SELI is an intensive, eight-week, paid summer fellowship for emerging leaders interested in advancing racial equity and improving education across the pre-k through college continuum.
According to SELI, more than 200 students applied for this year’s fellowship, with 20 stellar candidates— including King—rising to the top of the pool.
The 2019 cohort of exceptional young leaders represent 18 schools across the South, including five Historically Black Colleges and Universities (HBCUs). Placed in nonprofits, school districts, or state education agencies in the South, SELI fellows spend the summer developing as leaders, engaging with valuable stakeholders, and acquiring practical job skills through direct learning experiences.
King, a Computer Science major at MVSU, has been placed with Foundation for the Mid-South in Jackson where he is supporting their efforts to increase graduation rates and improve males of color’s success throughout Arkansas, Louisiana, and Mississippi.
“My experience is going great,” said King, who is a resident of Greenville, Miss., by way of Orange Park, Ga I have been identifying barriers and opportunities in improving the success of African American males. The Foundation for the Mid-South’s goal is to increase graduation rates, while also determining if there is a need to develop a training curriculum for administrators and teachers,” he added.
As a SELI fellow, King is learning about the South’s most pressing education issues and growing as change agents for social justice.
“This fellowship means a lot to me because I get to witness for myself the educational disparities in the Mississippi Delta by researching school districts and studying their profiles,” said King.
To resolve the educational inequity that exists in this nation, SELI leverages research to identify and highlight issues that impact student learning outcomes occurring along racial and socioeconomic lines.
King said that the research has been eye-opening. “My parents are educators who own a Christian academy in the Delta. They worked hard to make sure I had the necessary educational tools to succeed. With the research I have gathered, I have come to realize that many of my peers did not have the same resources,”’ he said.
“I would like to see the school districts in Mississippi, which are overwhelmingly African American, become more balanced to ensure the success of African American males,” he added.
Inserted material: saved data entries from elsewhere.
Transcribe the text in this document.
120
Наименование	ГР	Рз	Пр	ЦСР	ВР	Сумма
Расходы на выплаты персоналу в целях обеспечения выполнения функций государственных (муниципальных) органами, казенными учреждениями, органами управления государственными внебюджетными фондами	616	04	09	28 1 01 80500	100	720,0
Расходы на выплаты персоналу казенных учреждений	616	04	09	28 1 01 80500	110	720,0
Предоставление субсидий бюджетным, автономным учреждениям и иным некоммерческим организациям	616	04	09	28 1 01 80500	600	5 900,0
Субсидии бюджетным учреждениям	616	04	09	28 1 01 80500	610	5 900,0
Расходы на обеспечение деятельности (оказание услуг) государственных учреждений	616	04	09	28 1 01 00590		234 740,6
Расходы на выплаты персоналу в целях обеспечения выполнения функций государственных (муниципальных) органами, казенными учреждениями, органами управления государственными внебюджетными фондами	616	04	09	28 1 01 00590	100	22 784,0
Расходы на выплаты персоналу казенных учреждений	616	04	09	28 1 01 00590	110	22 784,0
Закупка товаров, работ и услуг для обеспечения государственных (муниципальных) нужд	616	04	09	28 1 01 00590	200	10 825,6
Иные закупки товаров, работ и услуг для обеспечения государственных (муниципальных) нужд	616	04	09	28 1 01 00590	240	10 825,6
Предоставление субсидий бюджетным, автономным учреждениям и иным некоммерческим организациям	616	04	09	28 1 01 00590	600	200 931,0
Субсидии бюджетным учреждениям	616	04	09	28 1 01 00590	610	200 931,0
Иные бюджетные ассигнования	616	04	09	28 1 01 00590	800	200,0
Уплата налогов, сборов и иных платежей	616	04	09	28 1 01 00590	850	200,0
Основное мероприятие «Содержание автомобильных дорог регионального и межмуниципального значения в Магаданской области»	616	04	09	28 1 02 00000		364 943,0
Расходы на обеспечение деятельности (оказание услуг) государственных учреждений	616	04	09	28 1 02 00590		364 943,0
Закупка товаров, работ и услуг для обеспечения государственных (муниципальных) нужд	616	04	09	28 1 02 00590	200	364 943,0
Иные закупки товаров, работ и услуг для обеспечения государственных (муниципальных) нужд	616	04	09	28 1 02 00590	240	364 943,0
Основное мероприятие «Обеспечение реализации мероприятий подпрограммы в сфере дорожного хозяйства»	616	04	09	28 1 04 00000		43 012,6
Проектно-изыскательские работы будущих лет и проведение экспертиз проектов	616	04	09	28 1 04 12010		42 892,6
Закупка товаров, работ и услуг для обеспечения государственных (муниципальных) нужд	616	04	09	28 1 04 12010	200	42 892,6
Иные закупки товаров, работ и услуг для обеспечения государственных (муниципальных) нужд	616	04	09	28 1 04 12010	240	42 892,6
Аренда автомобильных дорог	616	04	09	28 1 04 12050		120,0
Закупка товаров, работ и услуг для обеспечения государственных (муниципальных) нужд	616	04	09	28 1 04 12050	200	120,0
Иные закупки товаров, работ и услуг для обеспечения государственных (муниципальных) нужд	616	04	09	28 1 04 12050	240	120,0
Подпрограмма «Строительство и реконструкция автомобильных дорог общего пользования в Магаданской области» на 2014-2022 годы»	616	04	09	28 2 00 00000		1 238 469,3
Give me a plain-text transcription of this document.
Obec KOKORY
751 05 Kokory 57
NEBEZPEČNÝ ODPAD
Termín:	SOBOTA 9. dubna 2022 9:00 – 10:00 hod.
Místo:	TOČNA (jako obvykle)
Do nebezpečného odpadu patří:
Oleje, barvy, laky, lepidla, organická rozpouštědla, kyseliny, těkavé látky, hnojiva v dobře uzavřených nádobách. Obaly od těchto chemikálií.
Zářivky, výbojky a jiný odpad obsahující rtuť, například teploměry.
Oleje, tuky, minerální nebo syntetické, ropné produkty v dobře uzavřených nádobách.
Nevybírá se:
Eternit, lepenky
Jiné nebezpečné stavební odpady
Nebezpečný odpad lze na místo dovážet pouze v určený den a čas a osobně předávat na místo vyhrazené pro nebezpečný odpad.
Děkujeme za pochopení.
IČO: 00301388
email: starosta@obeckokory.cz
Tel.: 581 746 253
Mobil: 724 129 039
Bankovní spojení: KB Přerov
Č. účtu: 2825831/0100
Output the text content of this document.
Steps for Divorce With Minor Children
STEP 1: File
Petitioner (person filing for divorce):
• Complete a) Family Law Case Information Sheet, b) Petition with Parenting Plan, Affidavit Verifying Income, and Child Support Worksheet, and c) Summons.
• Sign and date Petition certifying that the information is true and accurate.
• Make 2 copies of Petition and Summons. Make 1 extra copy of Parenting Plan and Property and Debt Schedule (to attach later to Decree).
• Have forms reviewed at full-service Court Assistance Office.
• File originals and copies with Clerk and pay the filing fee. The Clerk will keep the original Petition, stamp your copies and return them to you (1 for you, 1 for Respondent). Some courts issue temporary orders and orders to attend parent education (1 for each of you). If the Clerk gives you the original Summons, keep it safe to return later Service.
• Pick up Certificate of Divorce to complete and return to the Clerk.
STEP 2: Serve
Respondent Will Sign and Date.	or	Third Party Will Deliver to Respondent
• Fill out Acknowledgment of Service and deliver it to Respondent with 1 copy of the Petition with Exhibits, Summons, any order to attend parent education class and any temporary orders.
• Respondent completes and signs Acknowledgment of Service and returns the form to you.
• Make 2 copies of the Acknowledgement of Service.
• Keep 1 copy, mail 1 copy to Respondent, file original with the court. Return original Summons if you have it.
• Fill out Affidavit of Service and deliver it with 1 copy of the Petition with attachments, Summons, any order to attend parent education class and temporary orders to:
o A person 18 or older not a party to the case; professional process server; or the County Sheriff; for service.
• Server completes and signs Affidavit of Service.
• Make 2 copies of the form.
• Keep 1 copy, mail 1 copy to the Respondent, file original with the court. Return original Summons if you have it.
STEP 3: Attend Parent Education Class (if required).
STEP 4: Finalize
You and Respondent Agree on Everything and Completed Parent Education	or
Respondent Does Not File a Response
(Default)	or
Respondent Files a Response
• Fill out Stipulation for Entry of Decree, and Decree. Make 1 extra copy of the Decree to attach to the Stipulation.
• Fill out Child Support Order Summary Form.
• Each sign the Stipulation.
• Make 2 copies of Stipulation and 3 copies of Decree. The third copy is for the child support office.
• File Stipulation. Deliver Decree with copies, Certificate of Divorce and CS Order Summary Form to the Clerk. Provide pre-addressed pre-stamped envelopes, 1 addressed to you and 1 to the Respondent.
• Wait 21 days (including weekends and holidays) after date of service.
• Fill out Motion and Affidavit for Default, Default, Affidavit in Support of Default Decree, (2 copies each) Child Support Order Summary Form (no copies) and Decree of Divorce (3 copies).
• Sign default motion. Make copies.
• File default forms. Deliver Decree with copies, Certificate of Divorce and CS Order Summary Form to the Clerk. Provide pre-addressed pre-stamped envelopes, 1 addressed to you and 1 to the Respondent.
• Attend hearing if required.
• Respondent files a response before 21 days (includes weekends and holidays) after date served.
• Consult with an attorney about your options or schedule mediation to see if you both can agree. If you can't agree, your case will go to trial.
Designed to educate the public to act, SELI’s evidence is used to provide capacity building support to school system leaders and advocates.
“A part of my responsibility is to complete an analysis to determine what school districts are disproportionately affected in the Mid-South’s region and could benefit from having highly-qualified teachers in the classroom,” King explained. “This information will assist the program team in identifying strategies for improving education in the region, addressing community needs, and putting theory into practice.”